Mai Lee lightly wraps her fingers around the computer mouse as if she’s holding an egg that’s about to break. She wiggles the mouse and laughs. The cursor on the screen seems to have a mind of its own. A teacher comes over to help.
It is the 13-year-old’s first try at using a computer and she couldn’t be more thrilled. After waiting over an hour for a turn at one of her school’s 11 computers, she pulled a wooden chair up to a computer station and began working. Cows mooed outside the open windows as Mai put a clip art rabbit into a word processing document.
“I’m just trying to type, to see if I can type,” said Mai, an eighth grader at Phonsavad Secondary School in Phonsavad, a Hmong village located on a small island a few hours north of Vientiane, the capital of Laos. “I feel very glad because I touched the computer today and I really want to learn more.”
For Mai and the hundreds living in this agricultural village, the computer lab is a source of community pride and hope made possible through World Links, a non-profit organization that provides teachers and students with computer hardware, software and training.
“I’m happy the children are learning about modern tools,” said Sangchanh Phomsavath, a shop owner and mother of six, including two who attend Phonsavad. “I went to look at the lab through the door, but I was afraid to go inside – maybe it was dangerous or I didn’t have the authority to go in.”
The trepidation toward technology is understandable given that Phonsavad doesn’t have running water or electricity – ironic given electricity is one of Laos’ top export and a hydroelectric dam is less than 50 miles from the village. Indeed, many of the islands near Phonsavad were created because of the dam.
Nevertheless, the school’s computers run off 12 solar-powered batteries, which take two days to charge if it is sunny and last for two days before recharging is necessary. In the field behind the computer lab, a broken wood fence keeps nearby cows from trampling the solar cell and a Lao Telecom satellite dish.
A community affair
Over 50 people from the community gathered to watch the satellite dish arrive one hot afternoon in January. The small tower traveled from Vientiane for three hours by truck, three hours by boat and then a couple kilometers by truck up a dirt path. The mood was festive as Lao Telecom workers set about hooking up the dish.
“I was very happy and proud. This was the first time I saw a satellite dish,” said Lylae Syyiaxang, Phonsavad Secondary School’s vice principal. “I thought, ‘Wow, we are the first school to have this satellite and this technology. My village will be famous and my school, too.’”
But all was not going as planned.
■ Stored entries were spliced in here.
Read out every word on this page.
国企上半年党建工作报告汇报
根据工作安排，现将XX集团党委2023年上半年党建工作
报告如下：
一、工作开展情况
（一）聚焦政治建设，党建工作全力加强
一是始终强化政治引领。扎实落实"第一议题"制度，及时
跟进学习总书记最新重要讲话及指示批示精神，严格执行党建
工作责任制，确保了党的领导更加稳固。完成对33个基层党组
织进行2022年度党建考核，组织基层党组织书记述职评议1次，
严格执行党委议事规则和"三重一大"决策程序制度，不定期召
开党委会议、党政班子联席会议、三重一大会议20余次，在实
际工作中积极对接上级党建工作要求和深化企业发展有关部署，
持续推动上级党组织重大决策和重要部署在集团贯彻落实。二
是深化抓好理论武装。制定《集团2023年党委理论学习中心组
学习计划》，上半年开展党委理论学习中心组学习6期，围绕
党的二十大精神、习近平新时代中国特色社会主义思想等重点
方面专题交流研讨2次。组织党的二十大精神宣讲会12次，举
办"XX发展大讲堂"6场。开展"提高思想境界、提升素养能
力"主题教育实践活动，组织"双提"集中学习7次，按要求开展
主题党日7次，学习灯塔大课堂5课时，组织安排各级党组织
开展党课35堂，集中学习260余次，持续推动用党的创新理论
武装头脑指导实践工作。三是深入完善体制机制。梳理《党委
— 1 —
The satellite would not work. After some discussion, Syyiaxang and other villagers pinpointed the problem: the gods in the area were not happy. They had not been asked for permission to install a satellite dish.
So they sent a teacher to buy a gift that would please the gods.
Beer.
They poured six bottles around the base of the satellite dish and prayed: “This satellite is not just for us, it is for everyone in the community. Please help us.”
Confidence was low as the Lao Telecom workers tried the dish again. And then…cheers from the crowd as the satellite signal came through. The Internet connection is slow by any standard but this does not concern many people.
“We didn’t have technology at all at this school. I wanted students and teachers to have e-mail, especially, for communicating to anywhere in the world,” said Syyiaxang. Once he figures it out, Syyiaxang plans to e-mail his son, a university student in the north studying computer science, as well as a fellow teacher in the province.